15. Pickering and I seem to agree on most of the fundamental issues regarding the design of neural networks. We may disagree on boundary conditions, however, such as when a problem can be handled solely by unsupervised learning and when reinforcement learning becomes necessary. (I have a tendency to favor less supervision whenever possible and perhaps do go too far in this respect.) We also seem to have different perspectives on the development of neural networks, with me placing a higher emphasis on increasing their capabilities, and Pickering placing a higher emphasis on increasing their explanatory adequacy for human behavior.
Gray, J.A. (1982) The neuropsychology of anxiety. Oxford: Oxford University Press.
Grossberg, S. (1980) How does the brain build a cognitive code. Psychological Review 87:1-51.
Marshall, J. (1994) Synonyms, Embedding, Segmentation, and the Banana Problem. PSYCOLOQUY 5(32) pattern-recognition.5.marshall.
Nigrin, A. (1993) Neural Networks for Pattern Recognition. The MIT Press, Cambridge, MA.

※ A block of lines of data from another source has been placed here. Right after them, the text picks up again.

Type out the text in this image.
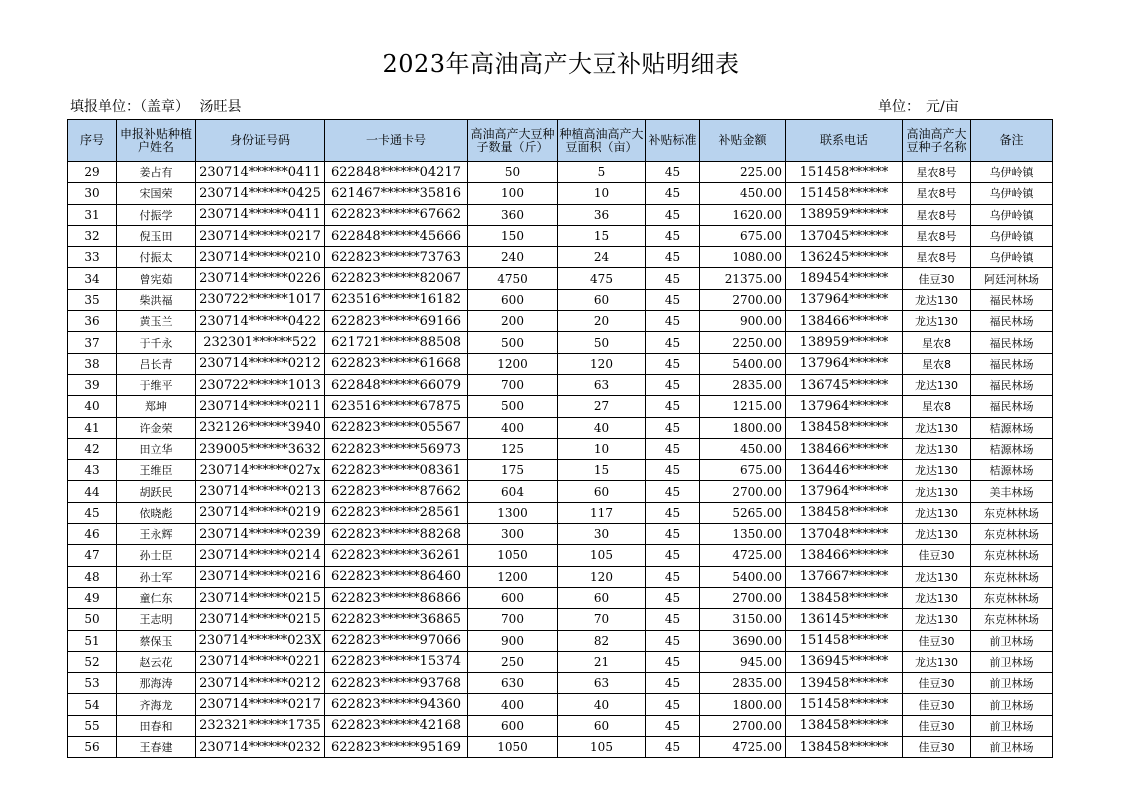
2023年高油高产大豆补贴明细表
填报单位：（盖章） 汤旺县	单位： 元/亩
序号	申报补贴种植户姓名	身份证号码	一卡通卡号	高油高产大豆种子数量（斤）	种植高油高产大豆面积（亩）	补贴标准	补贴金额	联系电话	高油高产大豆种子名称	备注
29	姜占有	230714******0411	622848******04217	50	5	45	225.00	151458******	星农8号	乌伊岭镇
30	宋国荣	230714******0425	621467******35816	100	10	45	450.00	151458******	星农8号	乌伊岭镇
31	付振学	230714******0411	622823******67662	360	36	45	1620.00	138959******	星农8号	乌伊岭镇
32	倪玉田	230714******0217	622848******45666	150	15	45	675.00	137045******	星农8号	乌伊岭镇
33	付振太	230714******0210	622823******73763	240	24	45	1080.00	136245******	星农8号	乌伊岭镇
34	曾宪茹	230714******0226	622823******82067	4750	475	45	21375.00	189454******	佳豆30	阿廷河林场
35	柴洪福	230722******1017	623516******16182	600	60	45	2700.00	137964******	龙达130	福民林场
36	黄玉兰	230714******0422	622823******69166	200	20	45	900.00	138466******	龙达130	福民林场
37	于千永	232301******522	621721******88508	500	50	45	2250.00	138959******	星农8	福民林场
38	吕长青	230714******0212	622823******61668	1200	120	45	5400.00	137964******	星农8	福民林场
39	于维平	230722******1013	622848******66079	700	63	45	2835.00	136745******	龙达130	福民林场
40	郑坤	230714******0211	623516******67875	500	27	45	1215.00	137964******	星农8	福民林场
41	许金荣	232126******3940	622823******05567	400	40	45	1800.00	138458******	龙达130	桔源林场
42	田立华	239005******3632	622823******56973	125	10	45	450.00	138466******	龙达130	桔源林场
43	王维臣	230714******027x	622823******08361	175	15	45	675.00	136446******	龙达130	桔源林场
44	胡跃民	230714******0213	622823******87662	604	60	45	2700.00	137964******	龙达130	美丰林场
45	依晓彪	230714******0219	622823******28561	1300	117	45	5265.00	138458******	龙达130	东克林林场
46	王永辉	230714******0239	622823******88268	300	30	45	1350.00	137048******	龙达130	东克林林场
47	孙士臣	230714******0214	622823******36261	1050	105	45	4725.00	138466******	佳豆30	东克林林场
48	孙士军	230714******0216	622823******86460	1200	120	45	5400.00	137667******	龙达130	东克林林场
49	童仁东	230714******0215	622823******86866	600	60	45	2700.00	138458******	龙达130	东克林林场
50	王志明	230714******0215	622823******36865	700	70	45	3150.00	136145******	龙达130	东克林林场
51	蔡保玉	230714******023X	622823******97066	900	82	45	3690.00	151458******	佳豆30	前卫林场
52	赵云花	230714******0221	622823******15374	250	21	45	945.00	136945******	龙达130	前卫林场
53	那海涛	230714******0212	622823******93768	630	63	45	2835.00	139458******	佳豆30	前卫林场
54	齐海龙	230714******0217	622823******94360	400	40	45	1800.00	151458******	佳豆30	前卫林场
55	田春和	232321******1735	622823******42168	600	60	45	2700.00	138458******	佳豆30	前卫林场
56	王春建	230714******0232	622823******95169	1050	105	45	4725.00	138458******	佳豆30	前卫林场
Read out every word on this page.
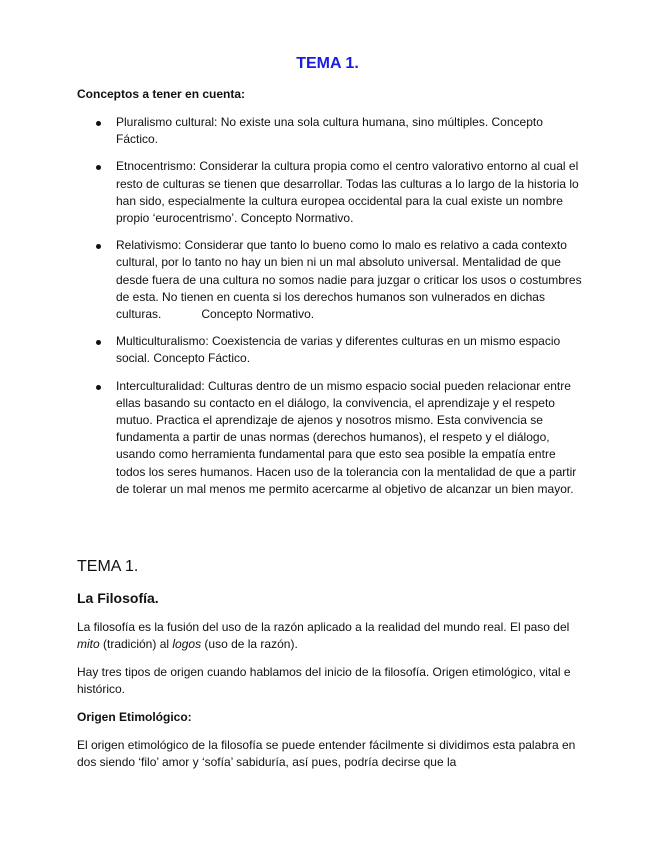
TEMA 1.

Conceptos a tener en cuenta:

Pluralismo cultural: No existe una sola cultura humana, sino múltiples. Concepto Fáctico.
Etnocentrismo: Considerar la cultura propia como el centro valorativo entorno al cual el resto de culturas se tienen que desarrollar. Todas las culturas a lo largo de la historia lo han sido, especialmente la cultura europea occidental para la cual existe un nombre propio ‘eurocentrismo’. Concepto Normativo.
Relativismo: Considerar que tanto lo bueno como lo malo es relativo a cada contexto cultural, por lo tanto no hay un bien ni un mal absoluto universal. Mentalidad de que desde fuera de una cultura no somos nadie para juzgar o criticar los usos o costumbres de esta. No tienen en cuenta si los derechos humanos son vulnerados en dichas culturas.            Concepto Normativo.
Multiculturalismo: Coexistencia de varias y diferentes culturas en un mismo espacio social. Concepto Fáctico.
Interculturalidad: Culturas dentro de un mismo espacio social pueden relacionar entre ellas basando su contacto en el diálogo, la convivencia, el aprendizaje y el respeto mutuo. Practica el aprendizaje de ajenos y nosotros mismo. Esta convivencia se fundamenta a partir de unas normas (derechos humanos), el respeto y el diálogo, usando como herramienta fundamental para que esto sea posible la empatía entre todos los seres humanos. Hacen uso de la tolerancia con la mentalidad de que a partir de tolerar un mal menos me permito acercarme al objetivo de alcanzar un bien mayor.
TEMA 1.
La Filosofía.

La filosofía es la fusión del uso de la razón aplicado a la realidad del mundo real. El paso del mito (tradición) al logos (uso de la razón).

Hay tres tipos de origen cuando hablamos del inicio de la filosofía. Origen etimológico, vital e histórico.

Origen Etimológico:

El origen etimológico de la filosofía se puede entender fácilmente si dividimos esta palabra en dos siendo ‘filo’ amor y ‘sofía’ sabiduría, así pues, podría decirse que la
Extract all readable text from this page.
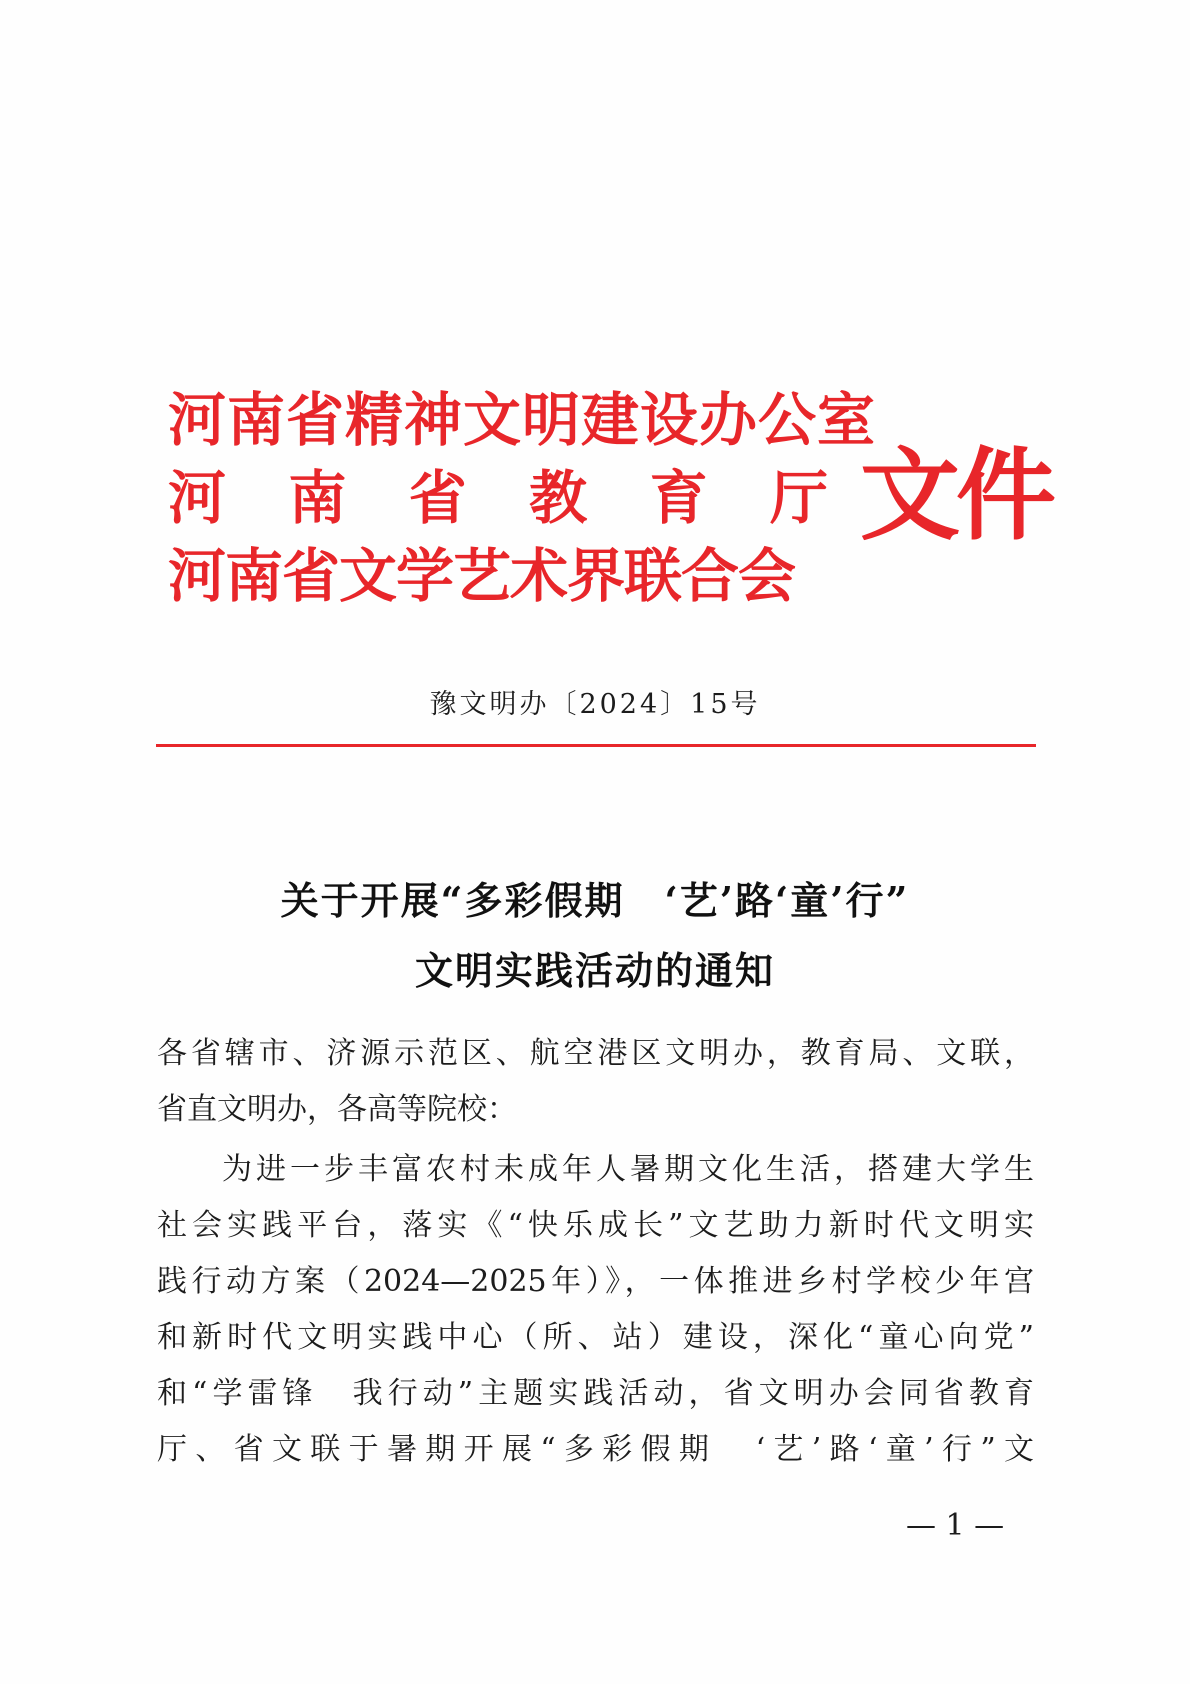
河南省精神文明建设办公室
河 南 省 教 育 厅
河南省文学艺术界联合会
文件
豫文明办〔2024〕15号
关于开展“多彩假期　‘艺’路‘童’行”
文明实践活动的通知
各省辖市、济源示范区、航空港区文明办，教育局、文联，
省直文明办，各高等院校：
为进一步丰富农村未成年人暑期文化生活，搭建大学生
社会实践平台，落实《“快乐成长”文艺助力新时代文明实
践行动方案（2024—2025年）》，一体推进乡村学校少年宫
和新时代文明实践中心（所、站）建设，深化“童心向党”
和“学雷锋　我行动”主题实践活动，省文明办会同省教育
厅、省文联于暑期开展“多彩假期　‘艺’路‘童’行”文
— 1 —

Nigrin, A. (1994a) Precis of Neural Networks for Pattern Recognition. PSYCOLOQUY 5(2) pattern-recognition.1.nigrin.
Nigrin, A. (1994b) Context Sensitivity and Reinforcement Learning: A Reply to Rickert. PSYCOLOQUY 5(42) pattern-recognition.7.nigrin.
Page, M.P.A. (in press) Modeling the perception of musical sequences with self-organising neural networks. Connection Science.
Pickering, A. (1994) Neural Nets Cannot Live by Thought (Experiments) Alone. PSYCOLOQUY 5(35) pattern-recognition.6.pickering.